A Few Good Menorahs

A Few Good Menorahs

Local artists have been putting their spin on Hanukkah’s nine-light candelabra, incorporating seascapes, a unity symbol, even found objects. Find a new heirloom, or a brilliant holiday gift, among our picks, available through Portland’s Maine Jewish Museum.
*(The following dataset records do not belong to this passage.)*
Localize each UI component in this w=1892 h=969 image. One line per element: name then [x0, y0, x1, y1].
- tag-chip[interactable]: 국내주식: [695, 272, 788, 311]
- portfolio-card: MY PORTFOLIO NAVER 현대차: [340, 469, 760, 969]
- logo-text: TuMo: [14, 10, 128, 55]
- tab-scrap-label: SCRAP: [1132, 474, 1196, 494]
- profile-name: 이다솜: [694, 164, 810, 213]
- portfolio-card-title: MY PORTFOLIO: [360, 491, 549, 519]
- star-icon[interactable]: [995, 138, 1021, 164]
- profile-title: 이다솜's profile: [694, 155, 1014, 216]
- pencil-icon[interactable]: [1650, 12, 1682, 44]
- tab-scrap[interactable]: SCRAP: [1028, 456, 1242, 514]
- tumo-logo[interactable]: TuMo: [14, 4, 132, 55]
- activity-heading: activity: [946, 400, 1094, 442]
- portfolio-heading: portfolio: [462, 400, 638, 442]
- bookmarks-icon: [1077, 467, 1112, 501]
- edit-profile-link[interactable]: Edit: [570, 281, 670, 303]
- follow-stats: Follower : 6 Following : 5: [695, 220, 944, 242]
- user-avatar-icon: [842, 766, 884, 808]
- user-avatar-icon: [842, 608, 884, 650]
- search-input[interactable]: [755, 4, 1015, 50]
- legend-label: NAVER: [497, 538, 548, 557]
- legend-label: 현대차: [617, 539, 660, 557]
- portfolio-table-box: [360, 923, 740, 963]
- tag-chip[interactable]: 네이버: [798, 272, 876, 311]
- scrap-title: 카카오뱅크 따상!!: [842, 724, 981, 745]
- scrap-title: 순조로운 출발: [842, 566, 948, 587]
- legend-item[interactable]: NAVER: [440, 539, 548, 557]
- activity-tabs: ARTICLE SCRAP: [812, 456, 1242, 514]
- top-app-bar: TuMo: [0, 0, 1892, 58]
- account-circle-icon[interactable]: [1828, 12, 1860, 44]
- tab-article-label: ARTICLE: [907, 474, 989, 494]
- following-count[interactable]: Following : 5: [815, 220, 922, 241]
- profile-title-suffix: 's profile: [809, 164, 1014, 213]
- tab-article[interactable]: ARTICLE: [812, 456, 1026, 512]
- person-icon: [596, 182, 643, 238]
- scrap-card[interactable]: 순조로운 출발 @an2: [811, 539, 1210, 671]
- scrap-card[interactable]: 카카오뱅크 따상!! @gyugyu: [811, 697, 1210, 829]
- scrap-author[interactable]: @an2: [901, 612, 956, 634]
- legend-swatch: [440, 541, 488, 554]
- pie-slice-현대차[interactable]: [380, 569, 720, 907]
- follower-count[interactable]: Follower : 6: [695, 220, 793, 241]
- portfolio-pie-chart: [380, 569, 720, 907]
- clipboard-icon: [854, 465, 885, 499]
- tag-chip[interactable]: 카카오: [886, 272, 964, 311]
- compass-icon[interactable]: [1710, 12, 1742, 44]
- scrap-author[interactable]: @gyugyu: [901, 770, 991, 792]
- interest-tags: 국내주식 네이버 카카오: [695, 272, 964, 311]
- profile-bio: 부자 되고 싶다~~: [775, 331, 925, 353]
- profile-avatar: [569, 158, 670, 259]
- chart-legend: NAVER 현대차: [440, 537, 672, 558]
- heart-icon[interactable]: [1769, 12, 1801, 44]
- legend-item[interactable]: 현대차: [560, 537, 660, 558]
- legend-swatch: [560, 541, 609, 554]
artful menorahs by Maine makers

1. While she was experimenting with earthenware coils and slabs, Portland’s Elizabeth Ruskin saw a brick wall start to emerge. With its doorway and crumbling masonry, “it feels like the beginning of a more inclusive spirit,” she says, “mitigating the divisive uses of walls.” $850

2. “It brings me joy to take an object that is long forgotten and give it new life and meaning,” Portlander Tori Lambert says. Her menorah, comprising stones and an old ricer (typically used for processing potatoes), nods to Hanukkah latkes. $80

3. Gorham’s Karen Silverman turns vintage water-valve handles into “flowers” in her art. “The plumbers get really excited,” she says. “One dropped a bunch off at my house.” Last year, she began using painted handles to decorate menorahs, like this one in classic white and blue. $85.

4. The Maine-iest of our menorahs, Portland painter Rush Brown’s features a cloud-filled seascape on one side. On the other: a wide band of water at sunset. “I can’t say the two are related, but hopefully they form a pleasing tableau under the lights of the candles,” he says.